The reality is, based on previous free and fair elections; the contest for a new government will largely be between the traditional political thoroughbreds — the PPP/Civic and the PNCR –with the AFC as a distant third.
Changes have occurred in the leadership structure of all three of these parties since the August 2006 elections when the incumbent PPP/C’s candidates list was headed by now outgoing President Bharrat Jagdeo; and those of the PNCR and AFC by Robert Corbin and Raphael Trotman respectively.
For the first time in the history of the PNC, that party, having failed to win any of the free and fair elections since 1992, has opted to surrender its identity under what has emerged as APNU (A Partnership for National Unity) in its desperation to return to government, but offering a shaky leadership team that includes repeated political failures.
For its part, the AFC, which is so anxious to play a pretender’s game, has been hunting for candidates from within the ranks of the PNCR and PPP/C. They have failed to attract any ‘new’ candidate of consequence, so they have turned to a few in the PPP/C and PNCR with enough hurt to their personal egos to join them.
The two best known of such recent defectors to have joined the AFC — itself originally launched with defectors Raphael Trotman and Khemraj Ramjattan — are Moses Nagamootoo (PPP) and Richard VanWest Charles (PNCR).
Nagamootoo’s failure to realise his dream of being the PPP/C’s presidential candidate is fairly well known.

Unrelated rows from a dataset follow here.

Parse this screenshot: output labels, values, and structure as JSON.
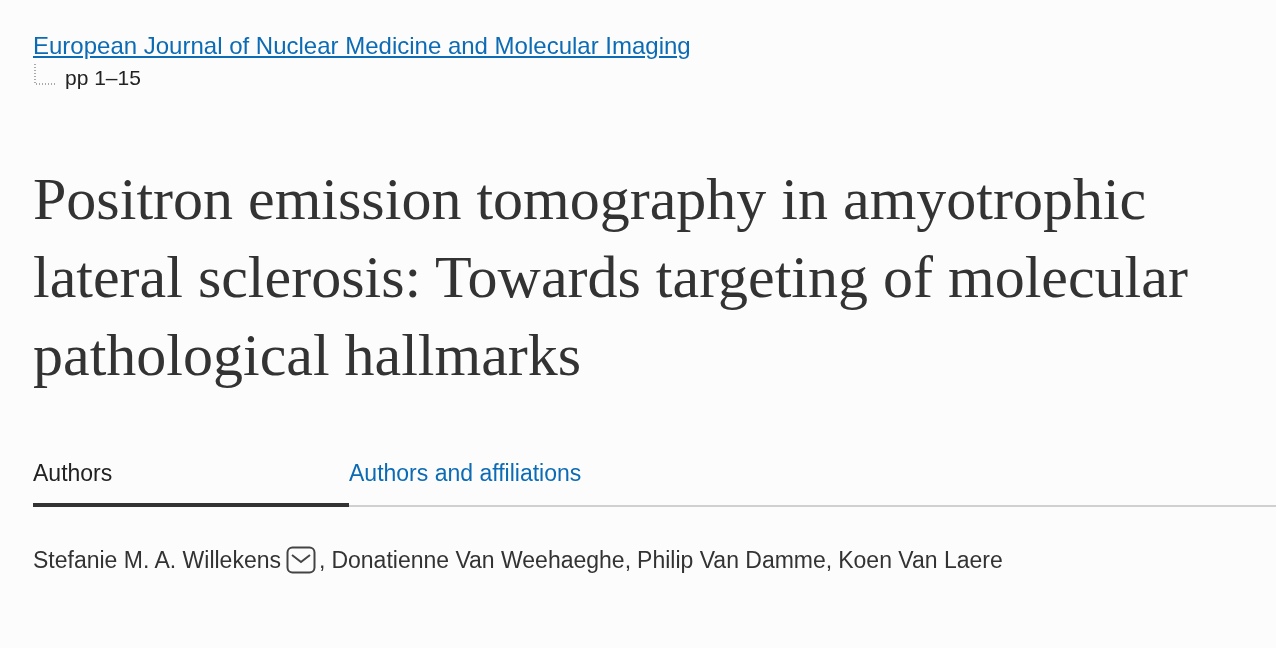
{
  "journal": {
    "link": "European Journal of Nuclear Medicine and Molecular Imaging",
    "pages": "pp 1–15"
  },
  "title": "Positron emission tomography in amyotrophic lateral sclerosis: Towards targeting of molecular pathological hallmarks",
  "tabs": [
    {
      "label": "Authors",
      "selected": true
    },
    {
      "label": "Authors and affiliations",
      "selected": false
    }
  ],
  "authors": [
    {
      "name": "Stefanie M. A. Willekens",
      "email": true,
      "separator": ","
    },
    {
      "name": "Donatienne Van Weehaeghe",
      "email": false,
      "separator": ","
    },
    {
      "name": "Philip Van Damme",
      "email": false,
      "separator": ","
    },
    {
      "name": "Koen Van Laere",
      "email": false
    }
  ]
}
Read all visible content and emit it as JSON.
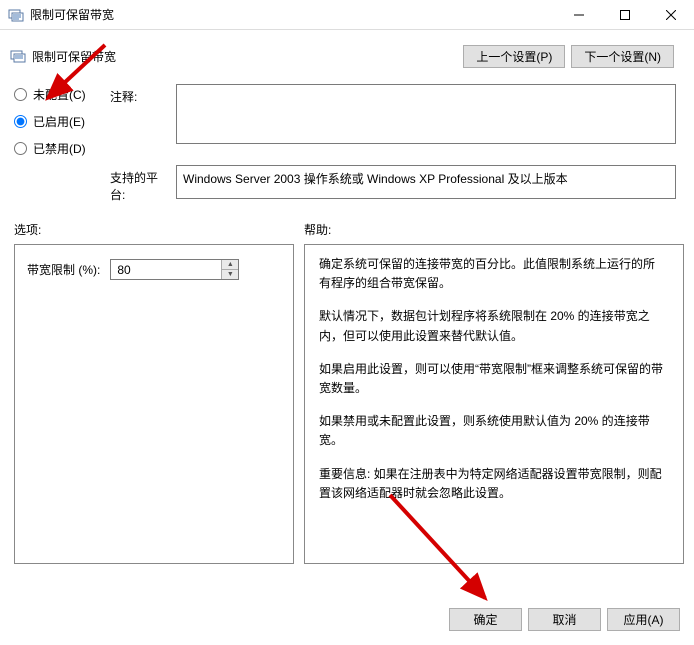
{
  "window": {
    "title": "限制可保留带宽",
    "subtitle": "限制可保留带宽"
  },
  "nav": {
    "prev": "上一个设置(P)",
    "next": "下一个设置(N)"
  },
  "radios": {
    "not_configured": "未配置(C)",
    "enabled": "已启用(E)",
    "disabled": "已禁用(D)"
  },
  "labels": {
    "comment": "注释:",
    "platform": "支持的平台:",
    "options": "选项:",
    "help": "帮助:",
    "bandwidth_limit": "带宽限制 (%):"
  },
  "values": {
    "comment": "",
    "platform": "Windows Server 2003 操作系统或 Windows XP Professional 及以上版本",
    "bandwidth_limit": "80"
  },
  "help": {
    "p1": "确定系统可保留的连接带宽的百分比。此值限制系统上运行的所有程序的组合带宽保留。",
    "p2": "默认情况下，数据包计划程序将系统限制在 20% 的连接带宽之内，但可以使用此设置来替代默认值。",
    "p3": "如果启用此设置，则可以使用“带宽限制”框来调整系统可保留的带宽数量。",
    "p4": "如果禁用或未配置此设置，则系统使用默认值为 20% 的连接带宽。",
    "p5": "重要信息: 如果在注册表中为特定网络适配器设置带宽限制，则配置该网络适配器时就会忽略此设置。"
  },
  "footer": {
    "ok": "确定",
    "cancel": "取消",
    "apply": "应用(A)"
  }
}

Now he is making the childish boast that the “PPP will sink without me” (Moses). In contrast, Dr VanWest Charles, who, unlike Nagamootoo, shows no public enthusiasm to be in the ‘frontline leadership’, has been more mindful of his public utterances.
For instance, when his switch to the AFC was announced at a press conference, he chose to focus his interest on the development of plans for the youth. If it could be seen as a mere expression of hope, at least Dr Charles avoided the path of emotional outbursts that revealed malice and hate by one who sees the ‘PPP sinking’ without him.
As the election campaign moves into its final stages, we can only hope that all contesting parties will make special efforts to have their candidates address issues that are fundamentally in the interest of our nation and resist the temptation to market their egos in preference to ideas on the way forward.